The change of mood from the springlike daffodil yellows and blues of the first act’s set and costume designs to the dramatic black and red of the second, works well.
And the contrast backs up the show’s central concept that Day & Night is a venue with a double identity – coffee-shop by day (Act One), nightclub after dark (Act Two).
But at all times the place is full of the stories of a range of characters – a wedding party, a girl trying to choose between three keen suitors, a group of performers who treat us to a tap dance, three women trying to make sense of their relationships etc.
It’s only afterwards that it occurs to you that the small stories might have seemed less random if a couple of continuing tales had woven through more completely.
Unlike the regular "jukebox" musicals, usually made up of the music of one artiste or genre to tell a story (Buddy, Sunshine On Leith), Day & Night trawled the treasures of a broad range of musicals from Oliver! opener Who Will Buy, to Avenue Q, Mack & Mabel, Funny Girl, Singin’ In The Rain, The King And I, Cabaret, Barnum to an Andrew Lloyd Webber medley and selection from Queen tribute We Will Rock You.
And with a younger generation of talents on show alongside more familiar faces from down the years, it was a great idea early in the first half to have the two groups blending in a light-hearted dance off in I Got Rhythm.
Young stars to look out for in future were in plentiful supply – Amy Atkinson and Lynn Taylor, just two.

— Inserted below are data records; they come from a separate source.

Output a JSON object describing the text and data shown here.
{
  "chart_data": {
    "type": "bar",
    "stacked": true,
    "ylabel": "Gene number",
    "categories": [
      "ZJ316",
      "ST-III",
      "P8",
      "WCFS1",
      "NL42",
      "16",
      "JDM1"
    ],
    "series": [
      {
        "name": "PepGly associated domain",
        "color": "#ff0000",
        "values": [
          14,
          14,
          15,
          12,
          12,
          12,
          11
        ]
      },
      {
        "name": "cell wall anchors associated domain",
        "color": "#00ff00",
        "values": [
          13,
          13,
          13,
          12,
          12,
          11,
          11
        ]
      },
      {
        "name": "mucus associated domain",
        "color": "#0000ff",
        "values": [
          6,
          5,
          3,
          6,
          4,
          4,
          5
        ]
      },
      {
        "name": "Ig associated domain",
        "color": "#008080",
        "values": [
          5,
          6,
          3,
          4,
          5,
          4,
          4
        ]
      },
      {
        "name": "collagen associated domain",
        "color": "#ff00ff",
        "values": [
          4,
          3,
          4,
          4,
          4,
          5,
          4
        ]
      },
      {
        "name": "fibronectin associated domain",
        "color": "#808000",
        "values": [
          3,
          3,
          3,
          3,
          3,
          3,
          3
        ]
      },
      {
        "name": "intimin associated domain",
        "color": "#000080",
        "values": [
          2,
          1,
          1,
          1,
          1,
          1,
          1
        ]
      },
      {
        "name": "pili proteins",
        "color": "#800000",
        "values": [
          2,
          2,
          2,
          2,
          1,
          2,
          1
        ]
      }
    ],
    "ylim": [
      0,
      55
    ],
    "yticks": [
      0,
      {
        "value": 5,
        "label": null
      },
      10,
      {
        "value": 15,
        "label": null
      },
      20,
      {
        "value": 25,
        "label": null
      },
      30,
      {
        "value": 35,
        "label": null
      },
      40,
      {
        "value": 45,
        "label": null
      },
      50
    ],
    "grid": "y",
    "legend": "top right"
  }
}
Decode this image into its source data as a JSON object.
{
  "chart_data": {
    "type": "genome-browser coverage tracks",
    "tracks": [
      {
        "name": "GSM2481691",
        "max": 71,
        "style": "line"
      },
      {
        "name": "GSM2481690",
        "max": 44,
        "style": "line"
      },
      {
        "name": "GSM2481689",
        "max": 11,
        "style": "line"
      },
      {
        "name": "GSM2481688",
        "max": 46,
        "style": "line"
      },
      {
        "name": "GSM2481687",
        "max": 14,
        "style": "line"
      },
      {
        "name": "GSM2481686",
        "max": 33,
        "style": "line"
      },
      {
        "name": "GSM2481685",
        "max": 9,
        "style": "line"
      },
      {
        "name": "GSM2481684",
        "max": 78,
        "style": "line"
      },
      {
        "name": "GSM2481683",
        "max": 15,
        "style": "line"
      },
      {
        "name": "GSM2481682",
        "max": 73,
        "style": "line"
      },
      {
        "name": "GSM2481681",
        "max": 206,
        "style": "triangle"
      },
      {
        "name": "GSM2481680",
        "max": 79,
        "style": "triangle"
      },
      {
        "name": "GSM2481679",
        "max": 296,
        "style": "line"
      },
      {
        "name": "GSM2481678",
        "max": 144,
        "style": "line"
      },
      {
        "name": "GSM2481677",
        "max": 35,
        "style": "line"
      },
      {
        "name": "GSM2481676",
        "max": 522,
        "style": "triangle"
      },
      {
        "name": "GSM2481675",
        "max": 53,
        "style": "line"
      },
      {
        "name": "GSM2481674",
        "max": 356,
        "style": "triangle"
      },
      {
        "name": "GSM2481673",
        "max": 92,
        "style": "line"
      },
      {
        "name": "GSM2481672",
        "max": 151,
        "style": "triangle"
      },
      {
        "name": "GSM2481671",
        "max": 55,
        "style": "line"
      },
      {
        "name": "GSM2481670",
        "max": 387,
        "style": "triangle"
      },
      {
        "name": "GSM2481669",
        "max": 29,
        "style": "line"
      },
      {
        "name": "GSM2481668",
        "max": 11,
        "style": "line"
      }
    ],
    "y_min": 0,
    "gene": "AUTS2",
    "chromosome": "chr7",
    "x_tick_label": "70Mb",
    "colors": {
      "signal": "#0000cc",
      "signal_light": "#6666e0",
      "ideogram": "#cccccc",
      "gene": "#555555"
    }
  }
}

It was good to see long-time performers picked out too – Louise Munro’s comic turn as a waitress struggling to bring out the right order was one. In the second half Maureen Pringle’s well-lubricated celebration of Ladies Who Lunch was another dash of humour.
But there was a spectrum of moods to keep things interesting.
A bittersweet high spot of the first half came from Leah Smith’s emotionally-charged performance of lost-love-remembered in Hello Young Lovers from The King And I.
Her voice also shone alongside the equally powerful vocals of Helen Barron and Debbie McDonnell in one of the most successful sections of the show. The trio played three women with love dilemmas expressed through Andrew Lloyd Webber songs Love Changes Everything, Unexpected Song and I Don’t Know How To Love Him.
Possibly the most energetic moment of the night was the punchy power of the whole cast’s tribute to Queen from musical We Will Rock You.
Not having seen the musical, I don’t know if the inspired use of light (don’t want to give too much away for those going later in the week) in Bohemian Rhapsody is Inverness Opera Company’s idea. But even if it’s not, it doesn’t matter – it’s genius and adds a lot of fun. It’s also worth keeping your eye on the musicians for that song too ...
The show continues at Eden Court until Saturday.